Jazz : par ici la sortie
C'est arrivé tellement vite qu'on ne l'a pas vu passer. Ça date du début de l'été, il y a un bon mois et demi. On vient de retrouver la "brève" sur le blogue de Jazzman. Comme son nom tient à nous le faire comprendre, ce magazine ne nous casse pas les roustons (faisons gaffe, Val va rameuter ses copines) avec les extinctions de voix des maîtresses d'hommes d'État. Pas plus qu'avec les sanglots de nageuses dodues qui nous font une déprime parce qu'elles ont leurs chaleurs au milieu de la piscine, dans le lointain Empire de la bureaucratie massacreuse, là où les images de ce vieux débris de Mao Tsé-Toung nous font, mine de rien, toujours de l'oeil. Ici, je suis obligé de faire appel à l'indispensable Zèbre, sans qui nous n'en aurions rien su.
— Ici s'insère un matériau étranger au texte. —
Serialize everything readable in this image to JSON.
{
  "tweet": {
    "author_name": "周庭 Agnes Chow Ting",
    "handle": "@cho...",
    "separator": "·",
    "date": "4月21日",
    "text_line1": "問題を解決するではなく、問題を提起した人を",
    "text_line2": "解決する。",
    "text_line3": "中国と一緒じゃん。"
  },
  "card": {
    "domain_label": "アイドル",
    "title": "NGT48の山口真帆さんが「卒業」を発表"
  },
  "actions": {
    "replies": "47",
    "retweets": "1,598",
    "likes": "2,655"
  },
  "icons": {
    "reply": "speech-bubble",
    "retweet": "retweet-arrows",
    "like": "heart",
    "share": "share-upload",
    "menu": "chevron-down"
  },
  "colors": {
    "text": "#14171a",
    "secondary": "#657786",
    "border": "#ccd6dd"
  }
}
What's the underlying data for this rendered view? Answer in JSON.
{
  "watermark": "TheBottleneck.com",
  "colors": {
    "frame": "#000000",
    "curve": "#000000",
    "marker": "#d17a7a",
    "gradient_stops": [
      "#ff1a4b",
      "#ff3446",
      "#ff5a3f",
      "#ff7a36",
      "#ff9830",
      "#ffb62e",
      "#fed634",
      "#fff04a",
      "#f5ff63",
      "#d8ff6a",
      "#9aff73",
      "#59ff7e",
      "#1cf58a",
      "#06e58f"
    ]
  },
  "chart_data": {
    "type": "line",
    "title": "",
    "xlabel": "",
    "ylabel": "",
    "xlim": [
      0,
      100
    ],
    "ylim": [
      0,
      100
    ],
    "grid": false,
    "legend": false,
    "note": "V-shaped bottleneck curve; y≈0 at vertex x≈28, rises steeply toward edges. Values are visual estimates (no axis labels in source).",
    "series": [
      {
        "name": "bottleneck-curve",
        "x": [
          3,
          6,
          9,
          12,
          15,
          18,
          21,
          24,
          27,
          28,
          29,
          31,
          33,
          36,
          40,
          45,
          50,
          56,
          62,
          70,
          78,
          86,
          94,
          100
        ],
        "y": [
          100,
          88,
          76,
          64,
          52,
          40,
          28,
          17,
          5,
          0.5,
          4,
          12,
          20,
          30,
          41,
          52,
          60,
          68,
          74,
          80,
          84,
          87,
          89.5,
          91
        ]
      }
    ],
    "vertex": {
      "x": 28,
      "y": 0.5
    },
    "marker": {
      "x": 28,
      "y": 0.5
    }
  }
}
À Jazzman, on s'intéresse plutôt au jazz et aux gens qui aiment ça, qui en vivent parfois, artistes ou simples "passeurs". Alors on en apprend de belles sur l'indélicatesse des goujats qui dirigent le soi-disant service public audiovisuel. On se dit qu'ils sont mal élevés, qu'ils se croient tout permis, qu'ils ne perdent rien pour attendre, qu'on leur fera payer ça - une pétition ? -, et l'indignation retombe aussi sec, il faut se fader les mômes, c'est les vacances, l'heure des festivals et des retards de lecture - pour d'autres ce sera les camés du vélocipède, la Colombienne en cure à Lourdes et les délaye-lamas sur les routes bretonnes - on peste, et puis c'est bientôt la rentrée, le gaz a encore augmenté, on a oublié Carles et Carrière et Delmas et Gerber. Et puis on se dit que désormais ça se passe partout comme cela. On cogne, on vire, on expulse, on lockoute, on ne renouvelle pas (les papiers, les contrats), on met à la retraite, à la casse, à la frontière, au cimetière, et l'on rassure ses ouailles, on promet que ce sera mieux après, moins cher, plus moderne, plus jeune, plus blanc. Vous y croyez, vous ?
France Musique sur 65.0
« La nouvelle vient de tomber. Avec une brutalité déconcertante. Un recommandé dans la boîte aux lettres. Au motif qu'ils ont plus de 65 ans, comme quelques-uns de leurs collègues du "classique", quatre piliers du jazz à France Musique sont mis à la retraite d'office. Philippe Carles, Claude Carrière, Jean Delmas et Alain Gerber (ce dernier également éjecté de France Culture au même motif). Soit la moitié des voix du jazz sur la chaîne ! "Jazz Club", "Le jazz est un roman", "Le jazz, à contre-courant". Trois émissions et autant d'heureuses différences du service public. On pouvait croire qu'il s'agit là d'un métier "artistique" où la retraite n'a de sens que désirée et, constatant la verdeur actuelle de Martial Solal, Hank Jones, Roy Haynes ou Sonny Rollins, se dire que les années contribuent à la qualité du travail. Mais même en admettant qu'une loi générale s'applique aux nouveaux "flamboyants", comment accepter qu'une telle décision - a fortiori si elle est générale sur Radio France - leur soit annoncée à vingt jours de leur dernière émission? Alors qu'une retraite se prépare et dans leur cas, que cela mérite une fête retentissante. Pour tout ce qu'ils nous ont appris, fait découvrir et aimer, transmis par leur flamme. Chapeau messieurs ! Et carton rouge aux ressources "humaines" du service public... » (Anne-Laure Bucelle)
[Dessus: Claude Carrière et Jean Delmas. Derrière eux: Duke Ellington. Dessous, deux livres tellement beaux et tellement indispensables qu'il faut vraiment, pour ne pas les lire, aimer se vautrer dans l'incomplétude.]